Eso que llamamos transición a la democracia fue, en su momento, una mudanza del singular al plural; luego, alternancia; y finalmente, un intento inacabado por construir pesos y contrapesos. Aunque siempre hubo elecciones y siempre hubo quien desafiara al ogro filantrópico —una idea de Octavio Paz que vuelve a cobrar vigencia— durante décadas prevaleció el singular: el presidente, el partido, el gobierno, el pueblo, el proyecto de nación… En ninguna de esas expresiones cabía el plural y cuando brotaba, obstinado y eterno, el aparato encontraba cómo acogerlo o cómo someterlo.
En rigor, estamos viviendo la segunda alternancia (o la tercera, si se insiste en que el regreso del PRI en el 2012 fue una verdadera alternancia). De subsistir la pluralidad y de consolidarse el sistema de pesos y contrapesos que fue tejiéndose durante el siglo XXI, estaríamos viviendo este momento con menos grandilocuencia y mayor madurez. El viejo proyecto de construcción democrática seguiría vivo y el país tendría un horizonte distinto. Pero ni la pluralidad ni los contrapesos pudieron consolidarse, de modo que hemos regresado a la aplastante gramática singular. Lo que ha llegado no es un nuevo gobierno sino el único gobierno posible; no es un partido, sino el nuevo partido hegemónico; no es un proyecto de seis años, sino la cuarta transformación de la historia.

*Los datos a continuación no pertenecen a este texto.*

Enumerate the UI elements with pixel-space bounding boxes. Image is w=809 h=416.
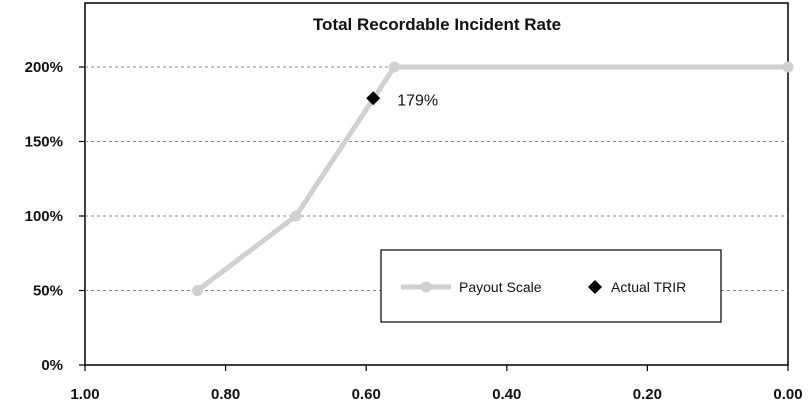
y-tick-label: 0% [41,357,63,374]
actual-trir-point [366,91,381,106]
y-tick-label: 100% [25,208,63,225]
x-tick-label: 0.20 [633,386,662,403]
annotation-label: 179% [397,92,438,109]
y-axis-ticks: 0% 50% 100% 150% 200% [25,59,85,374]
y-tick-label: 50% [33,283,63,300]
y-tick-label: 150% [25,134,63,151]
legend-payout-label: Payout Scale [459,279,542,295]
series-line-payout-scale [195,64,788,293]
payout-scale-point [782,61,794,73]
legend-trir-marker [588,280,602,294]
legend: Payout Scale Actual TRIR [380,249,722,323]
x-tick-label: 0.60 [352,386,381,403]
payout-scale-point [191,285,203,296]
y-tick-label: 200% [25,59,63,76]
annotations: 179% [397,92,438,109]
x-tick-label: 0.00 [773,386,802,403]
legend-payout-marker [420,281,432,293]
x-axis-ticks: 1.00 0.80 0.60 0.40 0.20 0.00 [70,365,803,403]
series-layer [191,61,794,296]
payout-scale-point [290,210,302,222]
x-tick-label: 0.40 [492,386,521,403]
chart-title: Total Recordable Incident Rate [313,15,561,34]
x-tick-label: 1.00 [70,386,99,403]
legend-trir-label: Actual TRIR [611,279,686,295]
x-tick-label: 0.80 [211,386,240,403]
payout-scale-point [388,61,400,73]
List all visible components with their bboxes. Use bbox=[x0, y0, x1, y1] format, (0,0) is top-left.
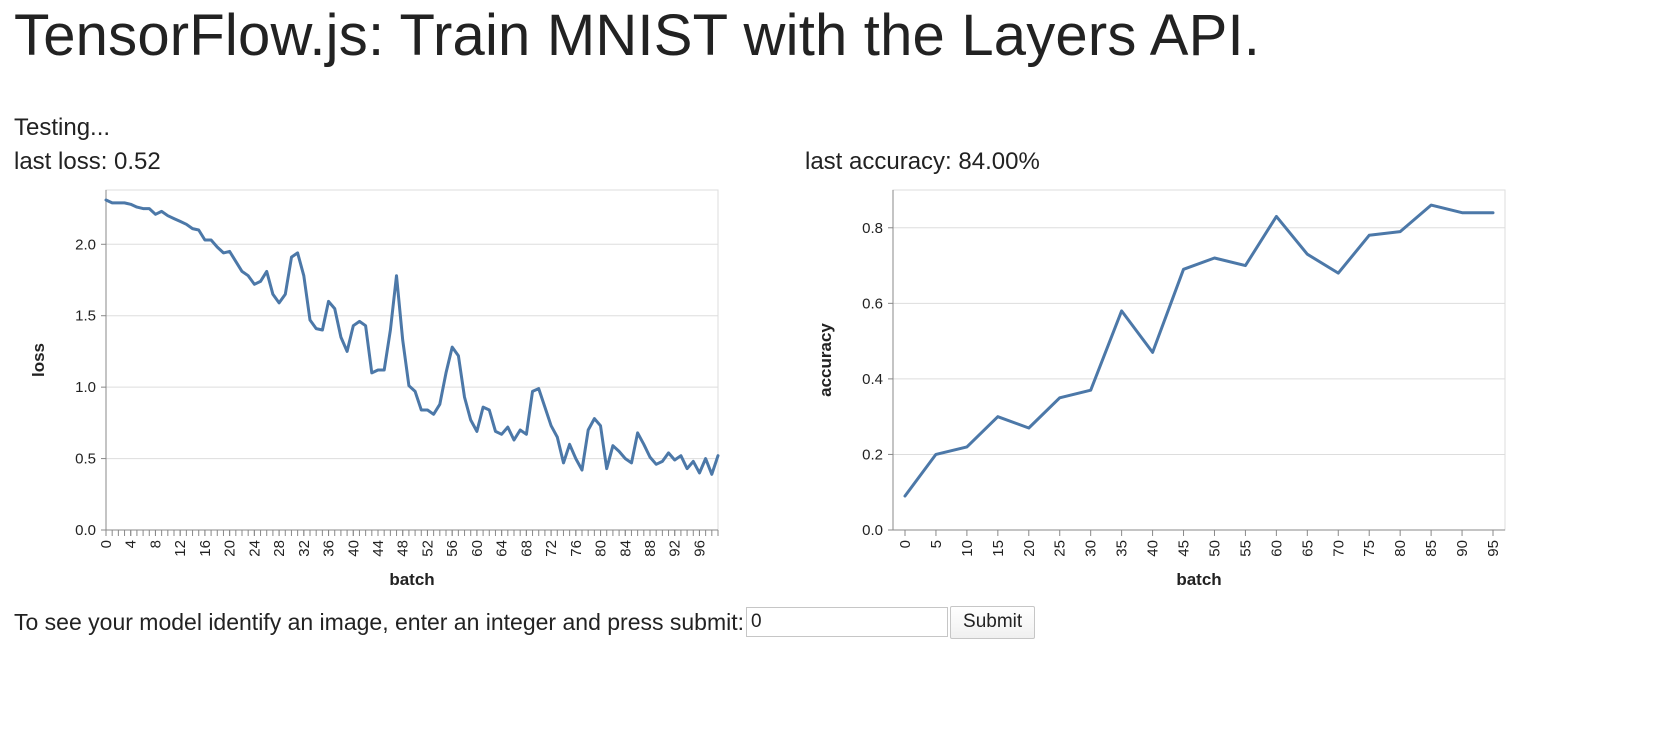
x-tick-label: 95 bbox=[1485, 540, 1502, 557]
predict-prompt: To see your model identify an image, ent… bbox=[14, 608, 745, 635]
x-tick-label: 90 bbox=[1454, 540, 1471, 557]
x-tick-label: 68 bbox=[518, 540, 535, 557]
x-tick-label: 96 bbox=[691, 540, 708, 557]
x-axis-title: batch bbox=[389, 570, 434, 589]
x-tick-label: 45 bbox=[1176, 540, 1193, 557]
y-tick-label: 0.5 bbox=[75, 451, 96, 468]
x-tick-label: 0 bbox=[897, 540, 914, 548]
x-tick-label: 80 bbox=[1392, 540, 1409, 557]
predict-form: To see your model identify an image, ent… bbox=[14, 604, 1036, 640]
x-tick-label: 10 bbox=[959, 540, 976, 557]
x-tick-label: 75 bbox=[1361, 540, 1378, 557]
x-tick-label: 20 bbox=[222, 540, 239, 557]
x-tick-label: 64 bbox=[494, 540, 511, 557]
page-title: TensorFlow.js: Train MNIST with the Laye… bbox=[14, 3, 1261, 68]
x-tick-label: 72 bbox=[543, 540, 560, 557]
x-tick-label: 48 bbox=[395, 540, 412, 557]
x-tick-label: 36 bbox=[321, 540, 338, 557]
image-index-input[interactable] bbox=[746, 607, 949, 637]
series-line bbox=[104, 198, 720, 476]
x-tick-label: 60 bbox=[469, 540, 486, 557]
x-tick-label: 32 bbox=[296, 540, 313, 557]
series-line bbox=[903, 203, 1495, 498]
last-loss-label: last loss: 0.52 bbox=[14, 148, 161, 175]
plot-frame bbox=[105, 189, 719, 531]
x-tick-label: 30 bbox=[1083, 540, 1100, 557]
plot-frame bbox=[892, 189, 1506, 531]
y-tick-label: 1.5 bbox=[75, 308, 96, 325]
x-tick-label: 40 bbox=[1145, 540, 1162, 557]
training-status: Testing... bbox=[14, 114, 111, 141]
x-tick-label: 52 bbox=[419, 540, 436, 557]
x-tick-label: 56 bbox=[444, 540, 461, 557]
x-tick-label: 20 bbox=[1021, 540, 1038, 557]
x-tick-label: 85 bbox=[1423, 540, 1440, 557]
x-tick-label: 40 bbox=[345, 540, 362, 557]
x-tick-label: 60 bbox=[1268, 540, 1285, 557]
x-tick-label: 70 bbox=[1330, 540, 1347, 557]
y-axis-title: accuracy bbox=[816, 323, 835, 397]
x-tick-label: 0 bbox=[98, 540, 115, 548]
loss-chart: 0.00.51.01.52.00 4 8 12 16 20 24 28 32 36 40 44 48 52… bbox=[29, 189, 720, 589]
x-tick-label: 8 bbox=[147, 540, 164, 548]
y-tick-label: 2.0 bbox=[75, 236, 96, 253]
x-tick-label: 16 bbox=[197, 540, 214, 557]
x-tick-label: 80 bbox=[593, 540, 610, 557]
x-tick-label: 76 bbox=[568, 540, 585, 557]
y-tick-label: 0.0 bbox=[862, 522, 883, 539]
x-tick-label: 84 bbox=[617, 540, 634, 557]
y-axis-title: loss bbox=[29, 343, 48, 377]
y-tick-label: 0.2 bbox=[862, 446, 883, 463]
x-tick-label: 4 bbox=[123, 540, 140, 548]
x-tick-label: 24 bbox=[246, 540, 263, 557]
x-tick-label: 35 bbox=[1114, 540, 1131, 557]
y-tick-label: 0.4 bbox=[862, 371, 883, 388]
x-axis-title: batch bbox=[1176, 570, 1221, 589]
y-tick-label: 1.0 bbox=[75, 379, 96, 396]
x-tick-label: 92 bbox=[667, 540, 684, 557]
x-tick-label: 65 bbox=[1299, 540, 1316, 557]
x-tick-label: 12 bbox=[172, 540, 189, 557]
y-tick-label: 0.8 bbox=[862, 220, 883, 237]
x-tick-label: 88 bbox=[642, 540, 659, 557]
x-tick-label: 25 bbox=[1052, 540, 1069, 557]
x-tick-label: 28 bbox=[271, 540, 288, 557]
y-tick-label: 0.6 bbox=[862, 295, 883, 312]
accuracy-chart: 0.0 0.2 0.4 0.6 0.8 0 5 10 15 20 25 30 35 40 45 50 55 60 6… bbox=[816, 189, 1506, 589]
x-tick-label: 50 bbox=[1206, 540, 1223, 557]
last-accuracy-label: last accuracy: 84.00% bbox=[805, 148, 1040, 175]
x-tick-label: 15 bbox=[990, 540, 1007, 557]
x-tick-label: 44 bbox=[370, 540, 387, 557]
y-tick-label: 0.0 bbox=[75, 522, 96, 539]
submit-button[interactable]: Submit bbox=[950, 605, 1036, 639]
x-tick-label: 55 bbox=[1237, 540, 1254, 557]
x-tick-label: 5 bbox=[928, 540, 945, 548]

Nadie debe culpar de esta desviación al futuro presidente de México. Lo cierto es que el régimen de partidos que emergió de la transición fue, a la vez, el enemigo más feroz de la democracia. La pluralidad se volvió reparto de puestos y presupuestos; los contrapesos institucionales no lograron consolidarse porque los partidos los capturaron, y los resultados fueron cada vez peores: desigualdad, corrupción y violencia.
Los tres principales partidos que hicieron posible la transición —PRI, PAN, PRD— la traicionaron con su conducta, luego se traicionaron a sí mismos y concluyeron dramáticamente su periodo de vida. Animados por el liderazgo creciente del líder, Morena se convirtió entonces en un feliz punto de encuentro: dirigentes políticos del PRI, del PAN y del PRD corrieron a refugiarse y a convivir en las nuevas siglas, mientras los militantes que vieron hundirse sus barcos treparon —y siguen trepando— a esa embarcación capaz de albergar a cualquiera. Tal como sucedió alguna vez en el viejo PRI, en Morena la pluralidad se debate por dentro, al amparo de la misma retórica compartida.
Por fuera, el único partido que logró sobrevivir al tsunami, Movimiento Ciudadano, todavía tiene que sobrevivirse a sí mismo: afirmar su identidad como partido de izquierda socialdemócrata, lavar las heridas que le dejó su doble alianza con un muerto y un zombi y saltar del liderazgo prácticamente único de su fundador, al diseño de una organización que se sostenga a sí misma. El resto de los partidos tendría que volver a nacer y varios de ellos, por el bien de todos, simplemente desaparecer para siempre.
Para volver a la ruta de la pluralidad democrática, además, habría que revisar la conformación y los resultados que han venido ofreciendo las instituciones creadas para contrapesar el poder del presidente de la República y salvarlas de la captura en la que cayeron. Sus autonomías no están en riesgo por el veredicto del 1 de julio, sino por sus propias renuncias. No fueron capaces de sobreponerse al régimen de partidos y hoy están amenazadas por la muerte de sus benefactores.
La nueva alternancia, en suma, suspendió la pluralidad y los contrapesos. En consecuencia, el proyecto de consolidación democrática ha entrado en impasse. Lo que viene es la vuelta del singular y de la licuadora hegemónica capaz de mezclar todos los ingredientes, vengan de donde vengan, para tratar de salir del atolladero en el que nos metió el periclitado régimen de partidos y volver a inventar el futuro.